科斯定理的认识-回复什么是科斯定理?科斯定理,又称科斯引理(Coase's theorem),是由诺贝尔经济学奖得主、英国经济学家罗纳德·科斯(Ronald Coase)在他的经典论文《交易成本、财产权和公司的边界》(The Problem of Social Cost)中提出的一项理论。
科斯定理探讨了在存在财产权和存在交易成本的情况下,外部性问题的解决方式以及资源的最优配置问题。
这一理论对于理解市场机制和解决外部性问题具有重要意义。
首先,科斯定理提出了一个重要的假设,即当不存在交易成本时,资源的初始财产权分配不会对最终的资源配置产生影响。
这是由科斯的奠基性研究所得出的结论。
科斯基于这一假设,通过分析财产权的重置过程,解决了许多外部性问题。
其次,科斯定理证明了无论初始财产权如何分配,只要存在充分的交易成本,双方可以通过协商达成一种资源分配方式,使得最终的资源配置达到最佳状态。
这一理论在很大程度上否定了早期经济学理论中的“无外部成本问题不能通过市场机制解决”的观点,为政府介入的必要性提供了更加深入的思考。
科斯定理的核心思想是,当市场存在非完全竞争和不完全信息的环境下,交易成本将对资源配置产生重要影响。
交易成本主要包括信息获取成本、交易谈判成本、合同监督成本等,并不仅仅是纯粹的交易费用。
科斯定理认为,在存在交易成本的情况下,市场无法实现经济效率,因为交易成本限制了资源的自由流动和合作的可能,导致资源分散和浪费。
为了解决外部性问题,科斯提出了两种解决策略。
一种是通过协商与谈判来解决,双方可以通过交易来最佳地分配资源,以便达到社会效益最大化。

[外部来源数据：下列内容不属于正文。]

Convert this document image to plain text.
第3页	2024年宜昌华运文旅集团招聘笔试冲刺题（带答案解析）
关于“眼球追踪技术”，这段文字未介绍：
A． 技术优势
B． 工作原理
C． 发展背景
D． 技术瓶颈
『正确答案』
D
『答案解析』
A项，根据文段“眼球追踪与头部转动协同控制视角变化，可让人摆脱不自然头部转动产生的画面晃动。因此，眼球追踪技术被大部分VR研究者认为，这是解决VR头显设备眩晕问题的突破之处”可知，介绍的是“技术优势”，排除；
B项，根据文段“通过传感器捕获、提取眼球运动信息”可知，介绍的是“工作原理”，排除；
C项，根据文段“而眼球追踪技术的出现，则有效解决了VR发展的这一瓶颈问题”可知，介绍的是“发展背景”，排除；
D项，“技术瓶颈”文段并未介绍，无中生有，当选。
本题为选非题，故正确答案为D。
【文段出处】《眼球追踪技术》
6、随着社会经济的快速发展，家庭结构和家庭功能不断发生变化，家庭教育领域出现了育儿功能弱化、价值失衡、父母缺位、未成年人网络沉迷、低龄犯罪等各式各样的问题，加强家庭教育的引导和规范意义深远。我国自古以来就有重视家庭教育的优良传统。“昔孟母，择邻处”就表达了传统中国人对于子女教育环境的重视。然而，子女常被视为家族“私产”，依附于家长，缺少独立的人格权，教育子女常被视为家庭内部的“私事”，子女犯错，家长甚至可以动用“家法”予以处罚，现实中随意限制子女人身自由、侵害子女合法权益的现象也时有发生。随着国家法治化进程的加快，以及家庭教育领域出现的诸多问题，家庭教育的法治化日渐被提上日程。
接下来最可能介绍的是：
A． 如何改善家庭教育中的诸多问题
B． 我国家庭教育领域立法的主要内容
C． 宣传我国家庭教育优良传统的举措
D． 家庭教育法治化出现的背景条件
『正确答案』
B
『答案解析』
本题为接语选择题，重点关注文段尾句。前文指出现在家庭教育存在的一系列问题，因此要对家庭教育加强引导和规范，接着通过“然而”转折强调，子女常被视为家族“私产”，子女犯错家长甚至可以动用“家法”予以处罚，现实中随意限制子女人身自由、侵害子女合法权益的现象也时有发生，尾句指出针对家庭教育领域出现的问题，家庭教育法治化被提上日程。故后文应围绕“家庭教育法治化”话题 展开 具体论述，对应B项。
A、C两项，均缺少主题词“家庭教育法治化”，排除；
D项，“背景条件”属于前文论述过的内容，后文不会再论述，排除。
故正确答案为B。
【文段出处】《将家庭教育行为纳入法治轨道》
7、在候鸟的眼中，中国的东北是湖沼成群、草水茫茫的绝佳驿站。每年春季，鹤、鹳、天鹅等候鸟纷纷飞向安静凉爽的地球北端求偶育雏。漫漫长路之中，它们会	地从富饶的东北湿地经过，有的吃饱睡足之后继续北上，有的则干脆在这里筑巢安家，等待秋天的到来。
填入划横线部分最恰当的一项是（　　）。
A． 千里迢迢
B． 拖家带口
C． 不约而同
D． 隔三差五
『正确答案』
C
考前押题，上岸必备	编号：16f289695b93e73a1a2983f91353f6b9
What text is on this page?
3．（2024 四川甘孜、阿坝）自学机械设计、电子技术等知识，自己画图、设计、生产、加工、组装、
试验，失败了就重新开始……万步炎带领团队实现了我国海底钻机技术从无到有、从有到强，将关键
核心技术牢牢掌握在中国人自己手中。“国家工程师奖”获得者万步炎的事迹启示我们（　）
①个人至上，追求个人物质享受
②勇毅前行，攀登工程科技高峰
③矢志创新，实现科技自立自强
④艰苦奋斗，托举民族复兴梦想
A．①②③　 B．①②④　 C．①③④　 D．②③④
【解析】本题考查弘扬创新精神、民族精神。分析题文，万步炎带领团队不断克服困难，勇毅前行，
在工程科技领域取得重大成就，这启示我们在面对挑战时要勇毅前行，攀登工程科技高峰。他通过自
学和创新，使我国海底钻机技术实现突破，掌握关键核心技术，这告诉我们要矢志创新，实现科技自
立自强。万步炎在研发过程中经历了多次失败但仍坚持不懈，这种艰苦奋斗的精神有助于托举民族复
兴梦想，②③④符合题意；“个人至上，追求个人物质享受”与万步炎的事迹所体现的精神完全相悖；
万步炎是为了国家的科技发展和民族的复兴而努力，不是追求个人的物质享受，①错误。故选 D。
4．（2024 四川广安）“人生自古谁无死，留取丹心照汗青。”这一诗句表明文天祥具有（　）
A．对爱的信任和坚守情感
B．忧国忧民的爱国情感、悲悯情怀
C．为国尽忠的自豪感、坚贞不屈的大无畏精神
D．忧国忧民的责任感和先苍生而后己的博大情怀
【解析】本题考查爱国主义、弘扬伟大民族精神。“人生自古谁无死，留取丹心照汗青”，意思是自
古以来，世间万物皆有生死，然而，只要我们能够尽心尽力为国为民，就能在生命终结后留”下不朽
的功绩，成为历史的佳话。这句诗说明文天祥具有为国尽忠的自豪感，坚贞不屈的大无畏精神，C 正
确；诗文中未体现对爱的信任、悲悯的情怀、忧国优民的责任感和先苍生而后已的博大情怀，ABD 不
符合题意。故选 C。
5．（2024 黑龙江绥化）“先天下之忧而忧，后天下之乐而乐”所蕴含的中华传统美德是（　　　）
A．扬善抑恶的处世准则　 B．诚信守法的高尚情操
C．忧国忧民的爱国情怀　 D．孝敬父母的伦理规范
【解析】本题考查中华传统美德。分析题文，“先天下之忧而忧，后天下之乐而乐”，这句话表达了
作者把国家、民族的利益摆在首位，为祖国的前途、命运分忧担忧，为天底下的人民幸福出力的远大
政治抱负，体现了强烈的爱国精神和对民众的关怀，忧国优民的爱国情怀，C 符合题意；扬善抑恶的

另一种是通过建立完善的财产权制度和契约法律来解决,通过将外部性纳入财产权的界定与保护范围之内,实现资源的有效配置。
这些解决策略实质上是在资源所有权和交易成本之间建立良好的平衡,使得各方能够在交易中获得最大利益。
然而,科斯定理并不是万能的。
它的适用范围和局限性也需要被认识到。
# 交易费用的发现与科斯定理引言在经济学中,交易费用是指市场中进行交易时所需要支付的各种成本,它包括了信息搜索成本、谈判成本、合同的签订与执行成本等。
交易费用在经济学中起着重要的作用,它不仅影响市场的运行效率,还可以解释为什么会出现某些市场机制和组织形式。
科斯定理(Coase theorem)是交易费用理论的重要基础之一,它提供了一种解释为什么会存在交易费用以及如何减少交易费用的途径。
本文将介绍交易费用的概念、科斯定理的原理,以及科斯定理在实际生活中的应用。
交易费用的定义交易费用是进行市场交易时必须支付的各种成本。
根据奥利弗·威廉姆森(Oliver E. Williamson)的分类,交易费用可以分为三类:搜索成本、谈判成本和合同执行成本。
1. 搜索成本搜索成本是指为了获得有关市场产品、服务或交易条件的信息所付出的成本。
在市场经济中,买家和卖家需要花费时间和精力来寻找最佳的交易对象或者了解市场价格、质量信息等。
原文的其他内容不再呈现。